Brake is a national road safety charity that works to prevent road deaths and injuries and make communities safer. They provide free support to families bereaved and injured in crashes. Visit brake.org.nz for more information.
Caroline Perry, NZ director at Brake, writes about the necessity of making our city's roads safer.
Every day we head off to work, to school; we go about our daily lives. We say goodbye to our loved ones and expect to see them again at the end of the day. And rightly so; luckily most of us will make it home safely.
But already this year, more than 150 people haven’t made it home because they were suddenly, violently and needlessly killed on our roads.
This week, like every other week, there will be more people who don’t make it home.
There will be more families who face an unexpected knock at the door from a police officer, come to tell them that the person they love most in the world won’t be coming home ever again.
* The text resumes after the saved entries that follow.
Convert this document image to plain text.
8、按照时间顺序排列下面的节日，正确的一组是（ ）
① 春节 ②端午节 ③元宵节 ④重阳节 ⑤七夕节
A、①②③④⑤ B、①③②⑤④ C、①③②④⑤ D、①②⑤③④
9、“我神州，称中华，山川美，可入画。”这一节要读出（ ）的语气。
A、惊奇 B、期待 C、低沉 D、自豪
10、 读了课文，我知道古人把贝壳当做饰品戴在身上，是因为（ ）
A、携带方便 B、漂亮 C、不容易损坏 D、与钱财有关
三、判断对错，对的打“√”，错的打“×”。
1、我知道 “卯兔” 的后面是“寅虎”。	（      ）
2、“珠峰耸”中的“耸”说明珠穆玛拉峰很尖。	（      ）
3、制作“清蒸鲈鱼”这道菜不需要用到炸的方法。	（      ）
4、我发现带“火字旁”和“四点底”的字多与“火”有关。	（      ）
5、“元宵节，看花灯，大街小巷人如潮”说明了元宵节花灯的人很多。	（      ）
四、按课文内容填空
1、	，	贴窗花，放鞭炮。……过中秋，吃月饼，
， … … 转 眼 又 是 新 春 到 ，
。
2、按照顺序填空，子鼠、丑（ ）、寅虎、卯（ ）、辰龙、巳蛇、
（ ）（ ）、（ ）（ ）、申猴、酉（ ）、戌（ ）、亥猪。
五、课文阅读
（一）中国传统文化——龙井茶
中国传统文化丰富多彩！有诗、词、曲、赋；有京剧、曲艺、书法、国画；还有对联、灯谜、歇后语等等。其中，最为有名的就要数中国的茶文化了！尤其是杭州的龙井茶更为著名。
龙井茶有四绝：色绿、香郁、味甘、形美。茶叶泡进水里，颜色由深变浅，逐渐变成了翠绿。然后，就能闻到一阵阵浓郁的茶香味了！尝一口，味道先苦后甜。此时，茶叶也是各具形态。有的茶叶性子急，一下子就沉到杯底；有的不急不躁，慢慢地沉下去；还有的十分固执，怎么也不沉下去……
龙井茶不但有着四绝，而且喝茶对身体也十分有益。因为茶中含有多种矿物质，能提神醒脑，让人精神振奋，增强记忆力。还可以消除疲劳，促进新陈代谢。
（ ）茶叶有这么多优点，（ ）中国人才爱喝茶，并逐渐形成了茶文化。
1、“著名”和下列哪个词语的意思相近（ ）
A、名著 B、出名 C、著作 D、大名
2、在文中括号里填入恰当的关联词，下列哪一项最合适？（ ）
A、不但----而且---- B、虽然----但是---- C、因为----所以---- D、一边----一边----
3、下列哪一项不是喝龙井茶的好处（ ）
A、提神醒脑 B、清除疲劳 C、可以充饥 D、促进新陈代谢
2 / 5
The consequences of crashes are devastating. Working for Brake I have met and worked with many families who have been bereaved and injured in crashes. I know the shock, grief, trauma and bewilderment that result from crashes – the shockwaves that rip through families and communities. For the families involved, crashes are life-changing, the impacts long-lasting.
It frustrates me that there are people who continue to knowingly take risks on our roads, by speeding, driving impaired or not wearing a seat belt.
But there are others who simply make a mistake – a momentary lapse in attention, by misreading the road and pay for it with their life. We must build a transport system that allows for mistakes and minimises their impact.
Speed is a critical road safety issue. In the past, a lot of focus has been on speed as a cause of crashes i.e. drivers speeding or driving too fast for the conditions. It is still the case that speed is a causal factor in a significant proportion of deaths on our roads (26 per cent in 2017).
However, a significant number of deaths and serious injuries on our roads also occur below the speed limit, so we must question whether our speed limits are suitable for our roads.
What makes speed such a key issue is that it’s a factor in determining the outcome of all crashes.
The faster you’re travelling, the less time you have to respond to the unexpected, the bigger the impact in a crash, and the more likely you are to be killed or seriously injured.
Our fragile human bodies are not designed to withstand the forces involved in crashes. Many vehicles are not designed to withstand them, and even the newest, safest vehicles still can’t protect us completely in the high-speed crashes we see so frequently.
It is well-documented that in areas where high volumes of people on foot and bike mix with motorised vehicles (e.g. in town centres and outside schools), 30km/h is the maximum speed limit that should be set. We need lower speed limits on rural roads with no median barrier, where you have very little chance of surviving a head-on crash at 100km/h.
A report from the International Transport Forum last year looked at speed limit case studies from around the world. The pattern was the same in all cases: where speed limits were lowered, the number and severity of crashes decreased; where speeds were increased, so did the number and severity of crashes. Safe speed limits, that match the condition of the road, save lives.
It’s essential that we address the speeds on Auckland roads, with 30km/h in the city centre, town centres and around schools, and lower limits on our high-risk rural roads.
Brake supports a Vision Zero approach to road safety, and its key principle that human life and health cannot be exchanged for any other benefits within society. No death on our road is acceptable. Road crashes are preventable and can be stopped. Safe speed limits is a vital step in this approach.